Королева Даналия заботливо поправила волосы принцессы и добавила:
— Только низшие дворяне Восточного Сидхейма и сидши из Долины Несир употребляют плоды Богини Жизни. Благородным дворянам Западного Сидхейма это строго запрещено. Если у тебя возникнет подобное желание, то немедленно приходи ко мне — я избавлю от него с помощью амулета. Запомни, дорогая племянница, леди не какают! Это неприлично. Если я застану тебя за подобным занятием, то немедленно отправлю на перевоспитание в Храм Войны. Ты все поняла?
Фаталия потрясенно кивнула.
Дворцовый могильщик
— И как у нас в гостях? Весело живется? — тоскливо спросил Охнэра такой же грустный, как и он сам, мужчина в черном бархатном кафтане.
Неугомонный и неестественно веселый сосед по пиру, так и не найдя в сварте приятного собеседника, пересел за соседний стол, освободив место для нового знакомого.
— Меня зовут Вайтлес Мороу, — меланхолично представился сид и чокнулся с полным стаканом вина, к которому сварт так и не притронулся, ведь ничего не ел и не пил, кроме жизненной силы, которую, увы, на пиру не наливали.

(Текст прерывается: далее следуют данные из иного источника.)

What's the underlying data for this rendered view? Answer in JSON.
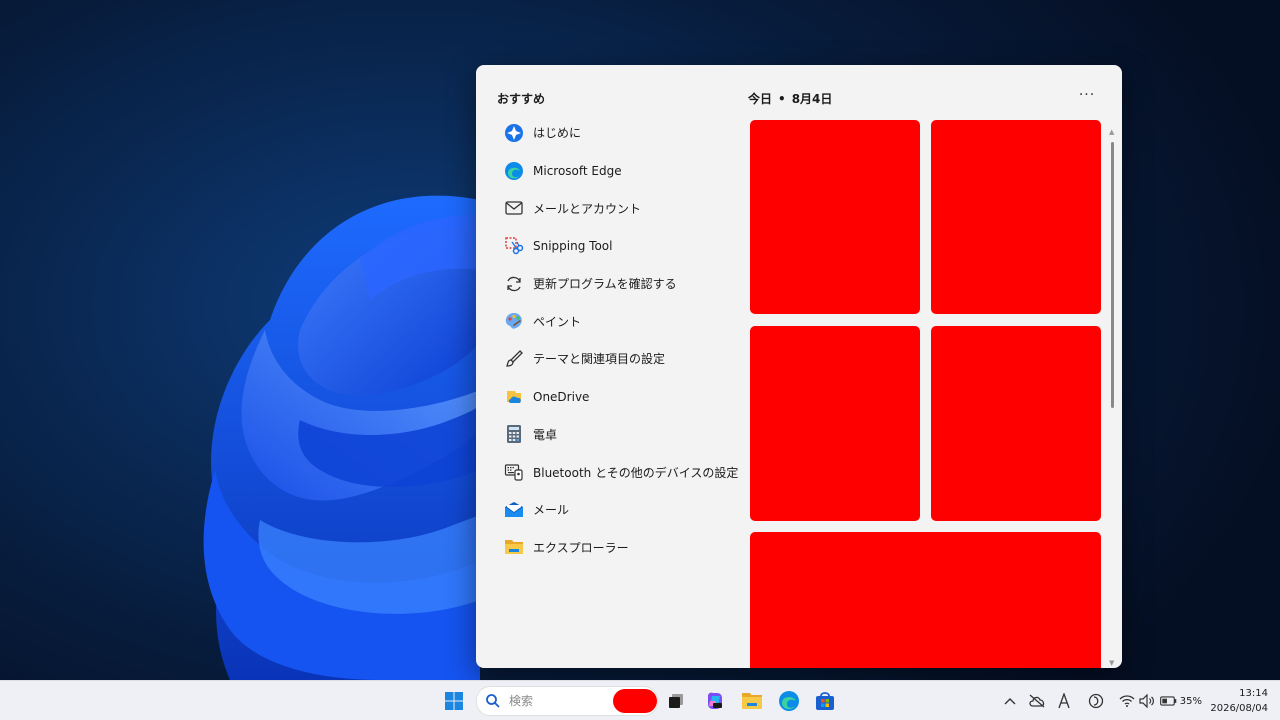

— Я знаю, как вас зовут и кто вы, можете не представляться, — продолжил неспешную беседу Вайтлес Мороу, лениво потягивая вино, — вы очень приятный собеседник, господин Охотник. Такой же задумчивый и молчаливый, как мои клиенты. Ох! Как же я по ним скучаю. После обретения магического бессмертия дворяне совсем от рук отбились. Никто из них больше не стареет и, следовательно, не умирает. Мое семейное дело пришло в упадок, господин Охотник, поэтому пиры меня больше не интересуют. Обычно после пары-тройки обильных возлияний и семи перемен блюд кто-нибудь погибал от несварения желудка или застрявшей в горле кости, а теперь посмотрите на эти яства? Они все сделаны из волшебства. Ешь воздух, а чувствуешь себя сытым, словно уплел кабана.
Охнэр с интересом посмотрел на нового знакомого.
Никогда он не видел он настолько грустного и сморщенного сида. Казалось, что ему лет сто, по крайней мере, сидши в этом возрасте так и выглядят — беловолосыми старцами, сплошь покрытыми сетью морщин и выгоревшими, словно картина на солнце.
— Вы целитель, господин Вайтлес? — наугад спросил Охнэр у соседа, и тот печально покачал головой.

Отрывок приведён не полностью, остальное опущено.